Dear Academic Editor:

I have reviewed the study carried out by Rinaldetti S, et al., entitled: “High-content drug discovery targeting molecular bladder cancer subtypes”. In summary, this study evaluates novel subtype-stratified therapeutic approaches based on high-content drug screening (HCS) for muscle-invasive urothelial carcinoma. Expression data from the CCLE transcriptome and BLA-40 cell lines were used for assignment of molecular subtypes in different cell lines categorized into three groups. To identify potential drugs specific to each molecular subgroup, two independent HCSs were used. 

This topic is of interest to readers of the journal. In general, the work is well written, with a logical sequence of the methodology to achieve the objectives of the study. The results are discussed with adequate and updated references. I would like to add a few comments that I think could be important from the point of view of daily clinical practice. Below I indicate my comments:

 

Comment 1:

One of the main characteristics of muscle invasive bladder carcinoma is its heterogeneity, both clinical, morphological, molecular, etc. When using specific cell lines in your study, how should the results be interpreted in the context of heterogeneity? Is this a possible limitation of the study?

 

Comment 2:

From a practical point of view, the molecular classification of muscle invasive urothelial carcinoma has several limitations (cost, response time, etc.). Despite not being an objective of the study, it is possible to identify biological markers that allow the classification of MIUC subtypes using these cell lines, such as by means of immunohistochemistry that allows its routine application in clinical practice.

Author Response

Comment 1:

One of the main characteristics of muscle invasive bladder carcinoma is its heterogeneity, both clinical, morphological, molecular, etc. When using specific cell lines in your study, how should the results be interpreted in the context of heterogeneity? Is this a possible limitation of the study?

 

This is a legitimate question. The molecular subtypes are able to identify risk groups and stratify MIBC survival. Thus, the molecular classification of the cell lines is clinically meaningful. The translational or clinical benefit becomes apparent especially upon our discovery of ITGAV as a predictive biomarker for MIBC survival.

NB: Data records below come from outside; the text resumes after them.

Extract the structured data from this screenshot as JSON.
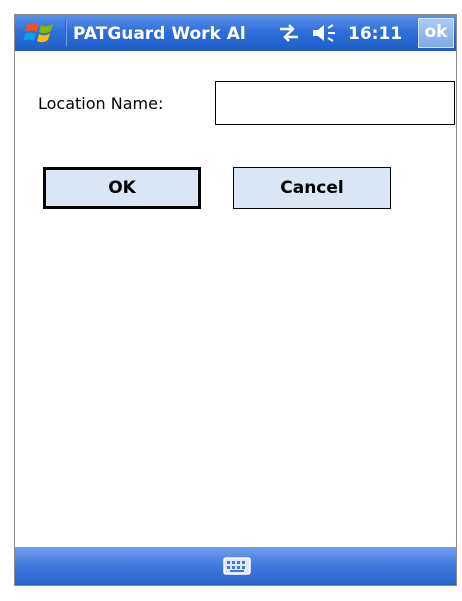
{
  "window": {
    "title": "PATGuard Work Al",
    "clock": "16:11",
    "ok_label": "ok",
    "start_icon": "windows-flag-icon",
    "status_icons": [
      "connectivity-icon",
      "volume-icon"
    ]
  },
  "form": {
    "location_label": "Location Name:",
    "location_value": "",
    "location_placeholder": ""
  },
  "buttons": {
    "ok_label": "OK",
    "cancel_label": "Cancel"
  },
  "menubar": {
    "icon": "keyboard-icon"
  },
  "colors": {
    "titlebar": "#2f6fd9",
    "menubar": "#3f78dc",
    "button_fill": "#dbe6f4"
  }
}
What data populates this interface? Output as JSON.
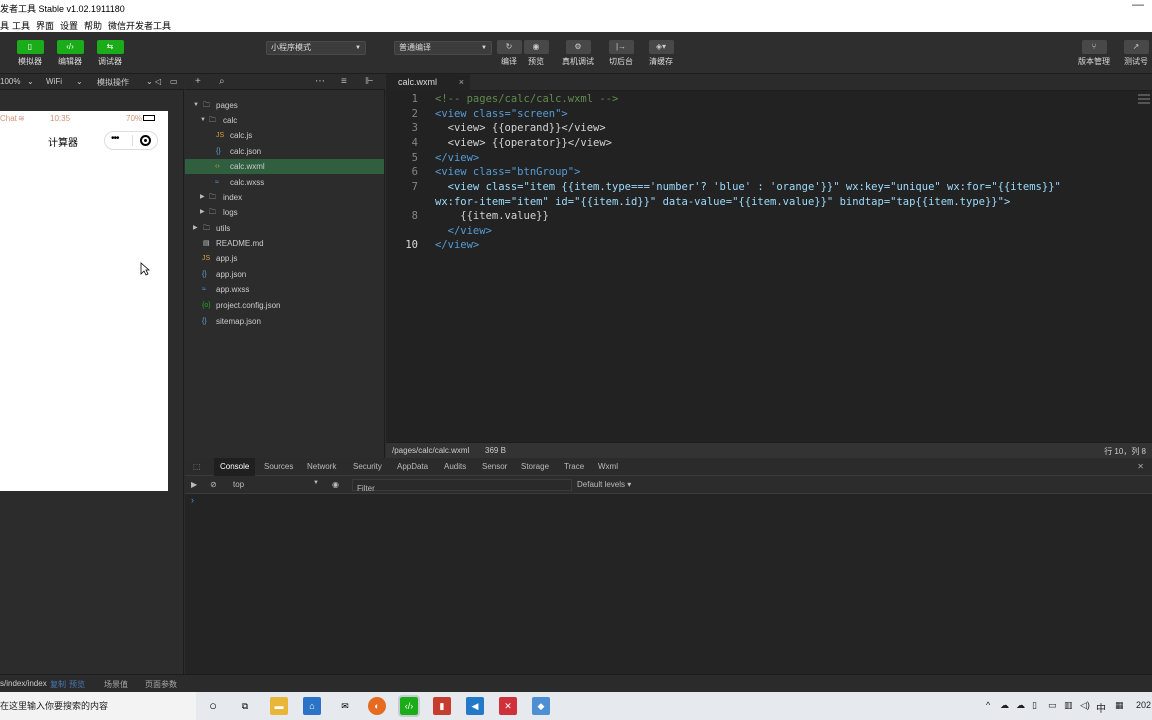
{
  "window": {
    "title": "发者工具 Stable v1.02.1911180",
    "minimize": "—"
  },
  "menu": [
    "具",
    "工具",
    "界面",
    "设置",
    "帮助",
    "微信开发者工具"
  ],
  "toolbar": {
    "simulator": "模拟器",
    "editor": "编辑器",
    "debugger": "调试器",
    "mode": "小程序模式",
    "compile_mode": "普通编译",
    "compile": "编译",
    "preview": "预览",
    "remote_debug": "真机调试",
    "background": "切后台",
    "clear_cache": "清缓存",
    "version": "版本管理",
    "test": "测试号"
  },
  "simbar": {
    "zoom": "100%",
    "network": "WiFi",
    "ops": "模拟操作"
  },
  "phone": {
    "carrier": "Chat",
    "time": "10:35",
    "battery": "70%",
    "nav_title": "计算器"
  },
  "files": [
    {
      "name": "pages",
      "type": "folder",
      "open": true,
      "depth": 0
    },
    {
      "name": "calc",
      "type": "folder",
      "open": true,
      "depth": 1
    },
    {
      "name": "calc.js",
      "type": "js",
      "depth": 2
    },
    {
      "name": "calc.json",
      "type": "json",
      "depth": 2
    },
    {
      "name": "calc.wxml",
      "type": "wxml",
      "depth": 2,
      "active": true
    },
    {
      "name": "calc.wxss",
      "type": "wxss",
      "depth": 2
    },
    {
      "name": "index",
      "type": "folder",
      "open": false,
      "depth": 1
    },
    {
      "name": "logs",
      "type": "folder",
      "open": false,
      "depth": 1
    },
    {
      "name": "utils",
      "type": "folder",
      "open": false,
      "depth": 0
    },
    {
      "name": "README.md",
      "type": "md",
      "depth": 0
    },
    {
      "name": "app.js",
      "type": "js",
      "depth": 0
    },
    {
      "name": "app.json",
      "type": "json",
      "depth": 0
    },
    {
      "name": "app.wxss",
      "type": "wxss",
      "depth": 0
    },
    {
      "name": "project.config.json",
      "type": "config",
      "depth": 0
    },
    {
      "name": "sitemap.json",
      "type": "json",
      "depth": 0
    }
  ],
  "editor": {
    "tab": "calc.wxml",
    "lines": [
      {
        "n": "1",
        "c": "<!-- pages/calc/calc.wxml -->"
      },
      {
        "n": "2",
        "c": "<view class=\"screen\">"
      },
      {
        "n": "3",
        "c": "  <view> {{operand}}</view>"
      },
      {
        "n": "4",
        "c": "  <view> {{operator}}</view>"
      },
      {
        "n": "5",
        "c": "</view>"
      },
      {
        "n": "6",
        "c": "<view class=\"btnGroup\">"
      },
      {
        "n": "7",
        "c": "  <view class=\"item {{item.type==='number'? 'blue' : 'orange'}}\" wx:key=\"unique\" wx:for=\"{{items}}\""
      },
      {
        "n": "",
        "c": "wx:for-item=\"item\" id=\"{{item.id}}\" data-value=\"{{item.value}}\" bindtap=\"tap{{item.type}}\">"
      },
      {
        "n": "8",
        "c": "    {{item.value}}"
      },
      {
        "n": "9",
        "c": "  </view>"
      },
      {
        "n": "10",
        "c": "</view>"
      }
    ]
  },
  "status": {
    "path": "/pages/calc/calc.wxml",
    "size": "369 B",
    "position": "行 10，列 8"
  },
  "devtools": {
    "tabs": [
      "Console",
      "Sources",
      "Network",
      "Security",
      "AppData",
      "Audits",
      "Sensor",
      "Storage",
      "Trace",
      "Wxml"
    ],
    "context": "top",
    "filter_placeholder": "Filter",
    "levels": "Default levels ▾",
    "prompt": "›"
  },
  "bottom": {
    "path": "s/index/index",
    "copy": "复制",
    "preview": "预览",
    "scene": "场景值",
    "params": "页面参数"
  },
  "taskbar": {
    "search": "在这里输入你要搜索的内容",
    "ime": "中",
    "date": "202"
  }
}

The morphological heterogeneity is overlapping to a certain extend with the molecular subtypes. As shown in most classification studies, e.g. papillary tumors are mainly included in the luminal subtype and squamous carcinoma are exclusively classified as basal. We think that this drug screen study is the first of its kind with regard to the molecular heterogeneity of bladder cancer.

 

Comment 2:

From a practical point of view, the molecular classification of muscle invasive urothelial carcinoma has several limitations (cost, response time, etc.). Despite not being an objective of the study, it is possible to identify biological markers that allow the classification of MIUC subtypes using these cell lines, such as by means of immunohistochemistry that allows its routine application in clinical practice.

 

This is indeed a good point. The identification of molecular subtypes by means of immunohistochemistry is an ongoing matter of debate. To date, there are no comprehensive studies comparing the efficacy of subtype attribution via immunohistochemistry with subtype attribution via molecular genetics. The consensus classifier is already a single-sample classifier, but it still needs a reduction of its gene set in order to enable a translation into clinics (as done for breast cancer or diffuse large b-cell lymphoma). However, such reduced gene sets still need to be validated in large prospective clinical trials.